見たかった絵がそこにあったので、都会を克服した
去年、たまたま雑貨店で購入したカレンダーで知ってから、すごく好きな作家さんがいる。
日下明さん。
夜空、楽器、人や動物などをモチーフに、どうしてこんなことを思いつくの?というような、独特で静かな絵を描かれる。
ふと、この方は関西在住ならどこかで個展とかやってないのかな。
と思って調べたら、なんと真っ最中だった。
この近辺は私が過去に悪意あるぶつかり方をされ、この駅へ近づきたくなくなった原因のエリアなのだけど、これはもう平日ひとりで行くしかない!とすぐに思った。だってこんなん行けってことやん。
医師からは、トラウマ(というと少し大げさかな)のある場所には安心できる人と一緒に行って、何回も行って克服するんだよと教わった。が、そんな悠長なことは言っていられない。
ライブのときも思うけど、本物を見たい!!という心の叫びは不安を凌駕する、こともある。
課題以外でわざわざ足を運んで絵を見るなんて人生で3回目くらいだし、私は芸術とかアートとか、正直よくわからない。でもそんな自分だからこそ、こんなに心惹かれるのならもう生で見るしかなかった。
幸い平日の電車は静かですいていた。降りると、まあそれなりに人は多い。あれから使う電車は変わったし、一瞬頭の中でどう行くんだっけ?と思ったけれど、体は覚えていてスラスラと歩いていけた。頓服も飲んでる、大丈夫、大丈夫と思いながら、人にぶつからないように、ぶつかられないように歩いた。

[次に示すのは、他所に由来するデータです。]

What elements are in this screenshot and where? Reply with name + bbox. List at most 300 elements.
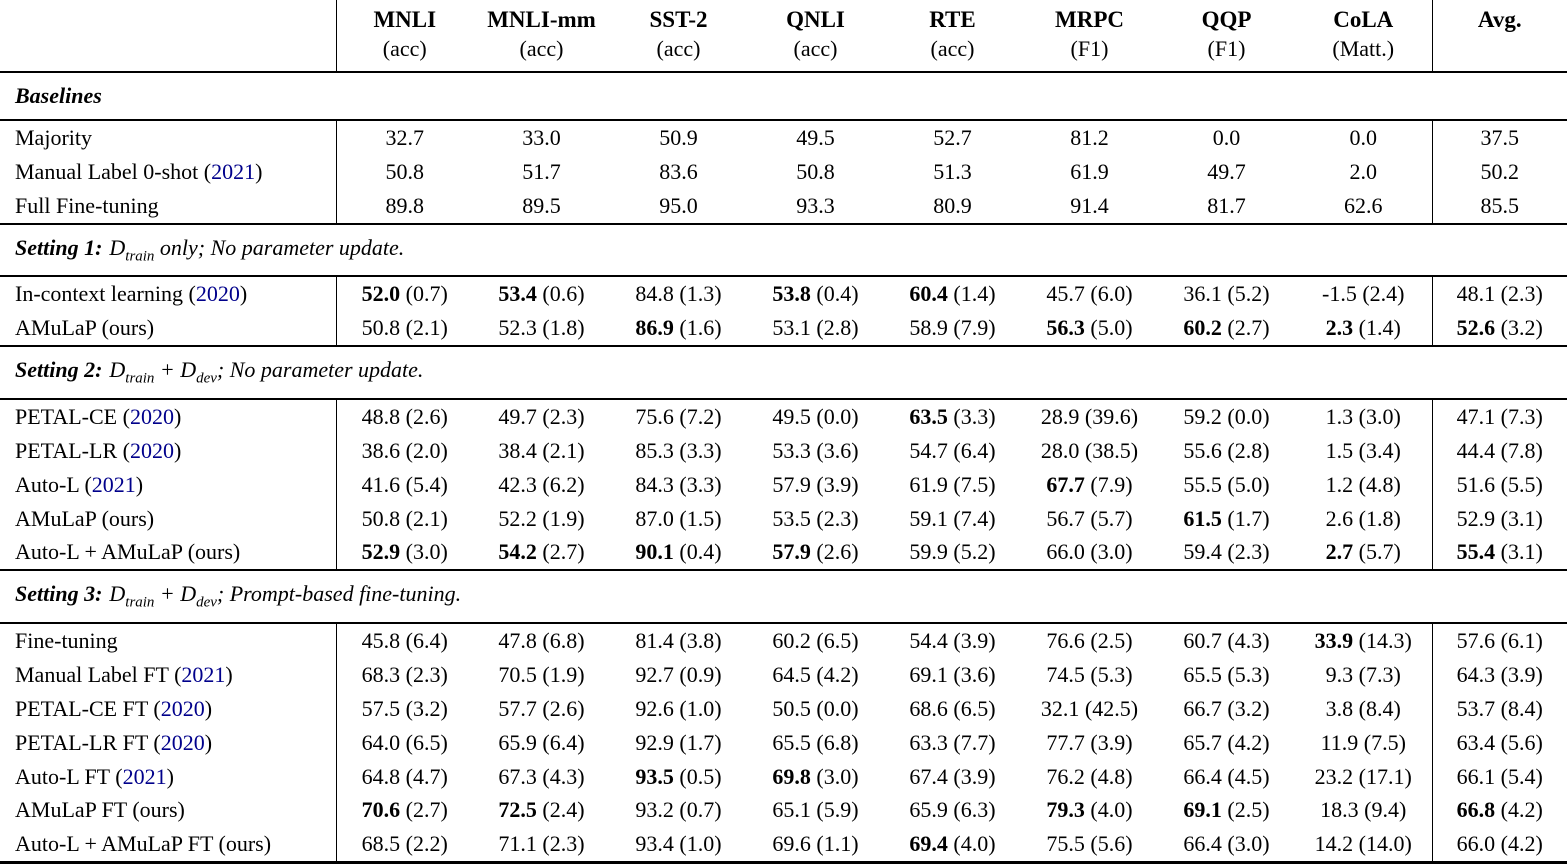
score-cell — [1295, 189, 1432, 224]
score-value: 61.5 — [1183, 505, 1222, 531]
score-value: 50.9 — [659, 125, 698, 151]
score-cell — [747, 276, 884, 311]
score-value: 23.2 — [1314, 763, 1354, 789]
score-cell — [610, 535, 747, 570]
score-cell — [473, 434, 610, 468]
score-value: 52.2 — [498, 505, 537, 531]
row-label: AMuLaP FT (ours) — [15, 797, 185, 823]
score-cell — [884, 120, 1021, 155]
score-value: 45.8 — [361, 627, 401, 653]
table-row — [0, 155, 1567, 189]
score-value: 36.1 — [1183, 281, 1222, 307]
row-label: Auto-L FT (2021) — [15, 763, 174, 789]
score-value: 74.5 — [1046, 661, 1085, 687]
score-std: (8.4) — [1353, 695, 1401, 721]
score-std: (3.3) — [673, 471, 722, 497]
score-value: 58.9 — [909, 315, 948, 341]
score-value: 66.0 — [1456, 831, 1496, 857]
score-value: 65.5 — [772, 729, 811, 755]
score-value: 64.8 — [361, 763, 401, 789]
section-header: Setting 2: $D_{train} + D_{dev}$; No parameter update. — [0, 346, 1567, 398]
score-std: (0.0) — [810, 403, 859, 429]
score-value: 47.8 — [498, 627, 537, 653]
citation-link[interactable]: 2021 — [211, 159, 256, 185]
score-value: 89.5 — [522, 193, 561, 219]
score-cell — [884, 535, 1021, 570]
section-header: Setting 1: $D_{train}$ only; No parameter update. — [0, 224, 1567, 276]
score-cell — [610, 726, 747, 760]
score-cell — [336, 760, 473, 794]
score-std: (17.1) — [1353, 763, 1412, 789]
score-value: 52.0 — [361, 281, 401, 307]
score-std: (2.3) — [810, 505, 859, 531]
score-value: 89.8 — [385, 193, 424, 219]
citation-link[interactable]: 2020 — [195, 281, 240, 307]
score-std: (38.5) — [1079, 437, 1139, 463]
score-std: (2.5) — [1084, 627, 1133, 653]
score-std: (5.4) — [1495, 763, 1543, 789]
score-value: 67.4 — [909, 763, 948, 789]
avg-score-cell — [1432, 760, 1567, 794]
math-dataset-symbol: D — [180, 581, 197, 607]
score-cell — [473, 658, 610, 692]
table-row — [0, 535, 1567, 570]
score-value: 55.6 — [1183, 437, 1222, 463]
score-cell — [1158, 155, 1295, 189]
score-value: 67.7 — [1046, 471, 1085, 497]
citation-link[interactable]: 2020 — [129, 437, 174, 463]
score-value: 50.2 — [1480, 159, 1519, 185]
score-cell — [1295, 760, 1432, 794]
score-std: (3.3) — [673, 437, 722, 463]
score-value: 49.7 — [1207, 159, 1246, 185]
citation-link[interactable]: 2021 — [122, 763, 167, 789]
score-value: 3.8 — [1325, 695, 1354, 721]
score-cell — [473, 502, 610, 536]
score-cell — [1021, 623, 1158, 658]
score-cell — [884, 468, 1021, 502]
score-std: (9.4) — [1358, 797, 1407, 823]
score-cell — [1021, 502, 1158, 536]
task-name: MNLI — [373, 7, 437, 32]
score-cell — [336, 155, 473, 189]
score-cell — [1295, 311, 1432, 346]
score-value: 49.7 — [498, 403, 537, 429]
score-std: (6.8) — [810, 729, 859, 755]
score-value: 81.4 — [635, 627, 674, 653]
task-name: SST-2 — [649, 7, 708, 32]
score-value: 64.5 — [772, 661, 811, 687]
score-std: (2.4) — [536, 797, 585, 823]
score-value: 50.8 — [361, 315, 401, 341]
score-value: 69.1 — [909, 661, 948, 687]
score-std: (0.9) — [673, 661, 722, 687]
score-std: (2.1) — [400, 315, 448, 341]
citation-link[interactable]: 2020 — [129, 403, 174, 429]
score-value: 56.7 — [1046, 505, 1085, 531]
score-value: 37.5 — [1480, 125, 1519, 151]
avg-score-cell — [1432, 120, 1567, 155]
score-value: 1.3 — [1325, 403, 1354, 429]
score-value: 85.5 — [1480, 193, 1519, 219]
score-value: 11.9 — [1320, 729, 1359, 755]
score-std: (2.3) — [1221, 539, 1270, 565]
score-value: 60.7 — [1183, 627, 1222, 653]
score-std: (0.4) — [673, 539, 722, 565]
score-value: 2.7 — [1325, 539, 1354, 565]
score-cell — [473, 827, 610, 862]
score-std: (3.2) — [1221, 695, 1270, 721]
score-cell — [473, 623, 610, 658]
score-value: 52.9 — [1456, 505, 1496, 531]
score-cell — [1158, 189, 1295, 224]
section-title: Baselines — [15, 83, 102, 109]
score-std: (1.6) — [673, 315, 722, 341]
score-std: (7.8) — [1495, 437, 1543, 463]
score-value: 52.3 — [498, 315, 537, 341]
score-value: 68.6 — [909, 695, 948, 721]
score-std: (7.4) — [947, 505, 996, 531]
score-value: 52.9 — [361, 539, 401, 565]
score-value: 53.1 — [772, 315, 811, 341]
score-std: (5.5) — [1495, 471, 1543, 497]
score-cell — [1158, 120, 1295, 155]
score-value: 65.9 — [498, 729, 537, 755]
score-cell — [336, 535, 473, 570]
score-value: -1.5 — [1322, 281, 1357, 307]
score-value: 52.7 — [933, 125, 972, 151]
score-value: 49.5 — [772, 403, 811, 429]
row-label: In-context learning (2020) — [15, 281, 248, 307]
score-cell — [336, 120, 473, 155]
score-value: 60.2 — [1183, 315, 1222, 341]
row-label: PETAL-CE (2020) — [15, 403, 182, 429]
score-value: 59.4 — [1183, 539, 1222, 565]
score-value: 28.0 — [1040, 437, 1080, 463]
score-cell — [610, 434, 747, 468]
score-cell — [884, 726, 1021, 760]
score-value: 65.9 — [909, 797, 948, 823]
score-cell — [884, 311, 1021, 346]
score-cell — [884, 502, 1021, 536]
score-cell — [1021, 760, 1158, 794]
col-header-qqp — [1158, 0, 1295, 72]
math-subscript: train — [125, 248, 155, 265]
score-value: 57.9 — [772, 471, 811, 497]
avg-score-cell — [1432, 692, 1567, 726]
score-value: 61.9 — [1070, 159, 1109, 185]
score-value: 65.7 — [1183, 729, 1222, 755]
score-value: 48.1 — [1456, 281, 1496, 307]
score-value: 70.6 — [361, 797, 401, 823]
score-value: 57.9 — [772, 539, 811, 565]
score-std: (6.4) — [400, 627, 448, 653]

お店は端のほうにひっそりと、でも存在感のあるおしゃれな店構えで、最初は私以外お客さんがいないくらいに落ち着いていた。
うわあ、ある!!日下さんの絵がある…!
そんな当たり前のこと以外にも、色々思ったことはあるけれど、なんせ芸術的感性が乏しいので下手な感想は書かないでおく。
しばらく独り占めでたっぷり堪能し、人がきたら譲り、なんと絵の写真撮影もさせていただけた。贅沢すぎる時間。
たくさんの商品の中から、手元に置きたいものを選んだ。写真の上部の2種類のカレンダーはつい最近ネットで購入したもので、あとは便箋とポストカードを買い足した。
あとは悩みに悩んでふたつの絵(デジタルの複製)を購入したら、新幹線で東京往復できるほどのお値段になってしまった。
でもこれくらいは、これまで生きてきたご褒美としたい。家に飾る絵もずっと探していたし。
スタッフさんによると、意外なことにこっちで個展を開催することは珍しいのだそう。東京?ばかりらしい。
なんだろうこのタイミング。あんまりスピっぽく捉えるのは苦手なんだけども、、今回のはどこかから、あんた今見ときなさい、と言われたような気がしてしまった。
たまにある、こういうのが見れたなら、生きてて良かったのかもなあと思える作品。私にとって日下さんの世界はまさにそれ。
めったにない、そんな潤いの時間をありがとうございました。都会に住んでてよかったと、久々に思えました。